Q: The rodeo also experienced change when it moved from the same weekend as the chuckwagon races in Meadow Lake, correct?
A: That’s right. Chuckwagon racing has always been a very popular sport in Meadow Lake and, when the rodeo was an outdoor event, it was quite fitting for them to be held during the same weekend. I believe that changed around the same time it was decided to go with an indoor show.
Q: Tell me more about your time as a rodeo competitor?
A: I started out as a midget steer rider, then moved into juniors and into junior saddle bronc riding. That’s the event I carried on with as I got older, but I never took it too serious. I was always more concerned about my ranching.

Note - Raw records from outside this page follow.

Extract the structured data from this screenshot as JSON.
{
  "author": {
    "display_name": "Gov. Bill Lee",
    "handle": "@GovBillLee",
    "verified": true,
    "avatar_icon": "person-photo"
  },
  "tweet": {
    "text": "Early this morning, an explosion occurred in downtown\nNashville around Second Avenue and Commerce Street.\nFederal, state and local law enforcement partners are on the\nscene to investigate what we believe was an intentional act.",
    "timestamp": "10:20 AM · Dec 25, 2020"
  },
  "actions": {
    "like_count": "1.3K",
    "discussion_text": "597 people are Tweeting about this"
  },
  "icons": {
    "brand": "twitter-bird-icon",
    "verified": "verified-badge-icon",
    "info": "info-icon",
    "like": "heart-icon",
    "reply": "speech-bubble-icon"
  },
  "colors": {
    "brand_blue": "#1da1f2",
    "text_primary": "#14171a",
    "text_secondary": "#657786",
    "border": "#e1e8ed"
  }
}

My brother, however, was a bareback rider and he always took it a little more seriously than I ever did.
Q: I see, but I also heard you came out of retirement for an old-timers’ event one year?
A: Yes, that was around 1982 or 1983. I was still a young man, but hadn’t competed in a while, so I was a little shaky. There were quite a few local guys involved as well and, even though it was fun to be back, I got hurt at that event. I tore my shoulder muscles, and it’s haunted me ever since.
Q: In four years’ time, the Stampede will celebrate its 100th anniversary. What’s your vision for this upcoming milestone?
A: It would be quite fitting to have some kind of celebration. There’s probably a lot of ideas floating around out there, but I haven’t thought about it too much. It is just around the corner, though, so off the top of my head I’d like to see some sort of commemoration involving the people who were there from the early days. There’s not a big per cent of people left from those days, but I’m sure a lot of folks would like to reminisce about these individuals. It’s quite an accomplishment for this event – even though it has experienced change – to carry on for 100 years. That’s something to be proud of.
Q: How are you involved in Stampede Week festivities this year?
A: I help out with the District 36 4-H show. I was a 4-H member growing up, and this year have been asked to judge the local Makwa 4-H Beef Club’s achievement day, which takes place later this afternoon (June 6).
Q: Tell me more about your ranching operation.
A: Our ranch is a family operation and has been that way for many years. My grandfather, John (who was also known by the name of Fred) bought the ranch in 1947. It’s located northwest of Makwa and was later passed on to my father and then on to me and my brother, Terry. We run it to this day, now with the help of my son, Scott. He’s the fourth generation. It’s strictly a livestock operation where we run between 500-600 mother cows.
Q: I assume you’re also in the midst of branding season.
A: Yes, we’ve had a chance to do a few smaller herds, but it’s sure to get busier as time goes on. A lot of ranchers are calving later, so we’re waiting for the herds to be done. There is work involved, but I always see branding as a social event as well. We have a group that’s been working together for a number of years, so the work has just become second nature to us. I enjoy fishing, and I find when I go to a branding it’s much like going fishing. It’s a very relaxing time where I get to visit with the guys while we do our thing.
Q: Tell me more about your family.
A: My wife, Shelly, and I have three kids. Dustin, who works at Brander Bros., is our oldest, followed by Scott and then our daughter, Meagan, who lives in Stony Plain, AB.
Q: Do you have any final words of wisdom you’d like to share?
A: My dad gave me a lot of good advice. One of the best things he told me is to treat people the way I want to be treated, which basically means to respect people and they’ll give me their respect in return. That was something he was always adamant about.